The well-respected Washington DC based Institute for Local Self-Reliance has just published an excellent review of Ontario’s green energy feed-in tariff program. The detailed report explains the history of the program and how it works. It also analyses the strengths and weaknesses of the FIT program in the context of its objective to build a green energy industry and create jobs in a province that is suffering through a current serious decline in manufacturing industries.
The conclusions of the report include:
- Ontario’s feed-in tariff policy provides a robust regime for encouraging renewable electricity generation while maximizing the local economic benefits of this new power generation.
- The domestic content provision ensures that projects will have significantly higher local value-added than would otherwise happen, encouraging more renewable energy industries to locate and hire in Ontario.
- The community project price adders will also increase the jobs and economic impact of the renewable energy industry, by encouraging the development of projects that provide more jobs and more economic impact per MW than absentee owned projects.
- The feed-in tariff distributed generation policy makes it easier for small scale projects to get on the grid and contribute to clean energy and economic goals swiftly.
- The province’s policy seems to be an effective job strategy, with a cost per job comparable or lower than seen in American job subsidy programs.
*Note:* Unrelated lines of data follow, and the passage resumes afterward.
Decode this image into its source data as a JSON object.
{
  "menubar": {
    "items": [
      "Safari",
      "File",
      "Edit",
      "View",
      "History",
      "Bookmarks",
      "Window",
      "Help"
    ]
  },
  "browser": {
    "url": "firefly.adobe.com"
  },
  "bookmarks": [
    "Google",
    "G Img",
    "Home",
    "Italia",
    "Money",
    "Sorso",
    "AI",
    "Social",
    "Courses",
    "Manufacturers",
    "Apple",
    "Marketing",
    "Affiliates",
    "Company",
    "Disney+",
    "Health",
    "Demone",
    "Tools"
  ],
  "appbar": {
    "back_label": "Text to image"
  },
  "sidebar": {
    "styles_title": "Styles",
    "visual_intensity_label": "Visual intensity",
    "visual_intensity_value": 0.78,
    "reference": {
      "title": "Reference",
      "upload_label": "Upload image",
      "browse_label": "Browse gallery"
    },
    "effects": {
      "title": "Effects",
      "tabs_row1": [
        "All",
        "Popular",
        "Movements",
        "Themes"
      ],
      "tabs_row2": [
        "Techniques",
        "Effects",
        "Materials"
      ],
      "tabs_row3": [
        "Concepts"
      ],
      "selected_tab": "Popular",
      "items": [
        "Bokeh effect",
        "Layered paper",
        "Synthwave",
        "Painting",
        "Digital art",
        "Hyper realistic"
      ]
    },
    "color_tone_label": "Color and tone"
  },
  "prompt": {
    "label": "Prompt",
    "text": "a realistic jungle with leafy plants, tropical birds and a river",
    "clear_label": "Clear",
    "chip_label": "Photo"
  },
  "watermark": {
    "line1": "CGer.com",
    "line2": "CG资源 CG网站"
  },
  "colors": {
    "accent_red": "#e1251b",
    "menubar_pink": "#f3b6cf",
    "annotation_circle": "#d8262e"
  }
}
Ontario is getting both high wage jobs and an abundant supply of clean energy, not just subsidizing job creation.
- Ontario’s feed-in tariff program is doubly robust, because even in the absence of the domestic content provisions, the local ownership price adders will result in greater than usual economic impact from renewable energy development than with absentee owned projects.
- Ontario’s FIT Program has brought a surge of jobs and economic development. And given the uncertainty of the international trade dispute (Japan – joined by the United States and European Union – has brought a complaint against the Ontario FIT Program in the World Trade Organization (WTO) arguing that the domestic content provision is an unfair discrimination against overseas-made products), it’s unlikely that development will slow in the foreseeable future.